New Mexico is a state that knows all too well the effects of poaching in the state. According to KRWG News in New Mexico, over the past two years the New Mexico Department of Game and Fish has investigated over 200 cases in which animals were illegal killed and their carcasses were left to rot.
Earlier this month, Gov. Susana Martinez signed a bill into effect that elevates the wasting of wildlife from a misdemeanor to a felony. The bill passed the New Mexico House of Representatives by a unanimous vote. According to the New Mexico Department of Game and Fish, if convicted, a person may face up to 18 months in jail and a $5,000 fine. Since the classification of the crime has been increase to a felony, the offender would also lose the ability to hunt in New Mexico with a firearm. Additionally, the statute of limitations has been increased from two years to five years. Finally, the state Game Commission will be allowed to revoke all hunting and fishing privileges of the offender for longer than the current three years specified by state law. Out-of-state suspects could also face extradition. All of this adds up to a much more severe treatment of poachers.

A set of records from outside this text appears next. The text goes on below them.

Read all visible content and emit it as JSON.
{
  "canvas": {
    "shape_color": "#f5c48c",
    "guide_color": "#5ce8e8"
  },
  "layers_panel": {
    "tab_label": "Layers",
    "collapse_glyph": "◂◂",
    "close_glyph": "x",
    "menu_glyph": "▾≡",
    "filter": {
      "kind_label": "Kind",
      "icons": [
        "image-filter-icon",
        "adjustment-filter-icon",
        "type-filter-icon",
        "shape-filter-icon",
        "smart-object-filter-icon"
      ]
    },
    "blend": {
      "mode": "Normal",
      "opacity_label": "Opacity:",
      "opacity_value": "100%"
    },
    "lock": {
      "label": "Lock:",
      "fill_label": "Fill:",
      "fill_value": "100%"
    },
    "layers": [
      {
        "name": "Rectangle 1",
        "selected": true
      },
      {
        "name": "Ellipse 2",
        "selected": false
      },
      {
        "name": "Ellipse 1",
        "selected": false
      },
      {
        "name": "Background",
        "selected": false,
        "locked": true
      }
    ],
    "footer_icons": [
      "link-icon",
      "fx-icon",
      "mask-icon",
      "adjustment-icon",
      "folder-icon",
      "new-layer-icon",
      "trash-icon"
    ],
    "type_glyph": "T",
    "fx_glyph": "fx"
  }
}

Representative Alonzo Baldonado commented, “Our state’s conservation officers now have the added strength of this law to better protect New Mexico’s valuable wildlife resource for all citizens of New Mexico.” Commission Chairman Paul Kienzle also added, "Conserving New Mexico’s wildlife is our top priority and with these enhanced penalties our game wardens will have the tools needed to provide a greater level of protection.”
While this may not dissuade all poachers from illegally taking and wasting wildlife, it should serve as a deterrent for some and an affective punitive response to those who are caught.
Hopefully more states will follow New Mexico's lead and increase the severity of punishments for these types of crimes.